There is limited information on the effects of pharmaceutical treatment to these concurrent mutations. A recent study showed EML4-ALK rearrangements could be a rare acquired resistance mechanism following EGFR-TKIs treatment, but there are also studies showing a more common gain of EGFR mutations following ALK-TKI [32].

In our study, a drug-resistant mutation was found after first-line treatment in only one patient (with a T790M mutation). Three patients were found to gain ALK mutations after treatment with EGFR-TKIs. This suggests that the presence of ALK mutation may be related to EGFR-TKI resistance.

In our study, the median PFS for EGFR-TKIs was14.5 months, which is longer than the PFS from phase III clinical trials for first generation EGFR-TKIs [33]. Synchronous or heterochronous EGFR/ALK co-alterations also seems benefit from EGFR-TKIs. However, our study indicates for the first time that ALK L1152R and EGFR concurrent mutations predict shorter EGFR-TKIs PFS.

This study has several limitations. (1) Though we screened over 5000 patients, only 9 EGFR/ALK co-mutations patients were found.
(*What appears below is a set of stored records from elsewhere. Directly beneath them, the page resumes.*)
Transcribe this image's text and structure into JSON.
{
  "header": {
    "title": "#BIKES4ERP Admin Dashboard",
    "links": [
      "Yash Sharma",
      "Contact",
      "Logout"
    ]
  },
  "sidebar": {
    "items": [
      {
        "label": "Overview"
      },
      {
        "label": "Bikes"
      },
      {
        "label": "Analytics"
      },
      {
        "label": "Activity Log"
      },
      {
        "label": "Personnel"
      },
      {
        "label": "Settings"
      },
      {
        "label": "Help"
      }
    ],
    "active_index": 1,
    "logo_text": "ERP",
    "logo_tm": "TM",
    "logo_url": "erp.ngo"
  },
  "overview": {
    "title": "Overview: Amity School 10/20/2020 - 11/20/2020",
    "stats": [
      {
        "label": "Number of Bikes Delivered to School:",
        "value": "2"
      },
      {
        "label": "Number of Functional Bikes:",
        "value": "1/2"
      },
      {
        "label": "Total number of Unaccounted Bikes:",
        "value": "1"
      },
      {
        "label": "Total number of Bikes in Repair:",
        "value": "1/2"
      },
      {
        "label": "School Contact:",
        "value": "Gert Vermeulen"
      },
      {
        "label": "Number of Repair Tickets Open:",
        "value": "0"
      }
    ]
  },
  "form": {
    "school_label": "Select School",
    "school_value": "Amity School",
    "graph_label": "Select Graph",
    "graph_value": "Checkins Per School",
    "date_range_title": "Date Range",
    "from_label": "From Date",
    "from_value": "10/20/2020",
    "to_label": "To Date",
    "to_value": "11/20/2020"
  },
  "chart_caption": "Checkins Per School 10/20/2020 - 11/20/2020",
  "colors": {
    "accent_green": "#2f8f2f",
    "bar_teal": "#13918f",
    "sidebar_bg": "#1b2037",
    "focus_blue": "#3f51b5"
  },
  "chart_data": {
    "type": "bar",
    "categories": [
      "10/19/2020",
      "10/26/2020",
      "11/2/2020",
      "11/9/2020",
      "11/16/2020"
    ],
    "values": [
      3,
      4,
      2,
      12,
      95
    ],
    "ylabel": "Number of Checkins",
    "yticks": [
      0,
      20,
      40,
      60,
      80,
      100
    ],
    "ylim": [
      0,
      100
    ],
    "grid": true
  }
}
Without further screening, we cannot draw a clear conclusion on the clinical characteristics and treatment. (2) Not all EGFR/ALK co-alternation patients were collected at baseline, and some patients lacked detailed treatment records. Therefore, the clinical efficacy of further treatment could not be fully evaluated. (3) All EGFR/ALK co-mutation patients did not receive ALK-TKI treatment, and we will need further experiments to verify our conclusions. Still, our findings do have attractive implications for clinical practice. In conclusion, we found that patients with this condition (except the specific EGFR/ ALK L1152R type) still benefit from EGFR-TKIs. We propose that ALK mutations may be a mechanism of acquired drug resistance of EGFR-TKI treatment. The underlying molecular mechanisms of concurrent mutations require further study.

Conclusion

In conclusion, we measured the frequency of EGFR and ALK co-alterations and how they may relate to patient clinical characteristics. We propose that ALK mutations can developed as resistance mechanisms during EGFR-TKIs therapies. Most EGFR/ALK co-alteration patients also benefit from first line EGFR-TKIs.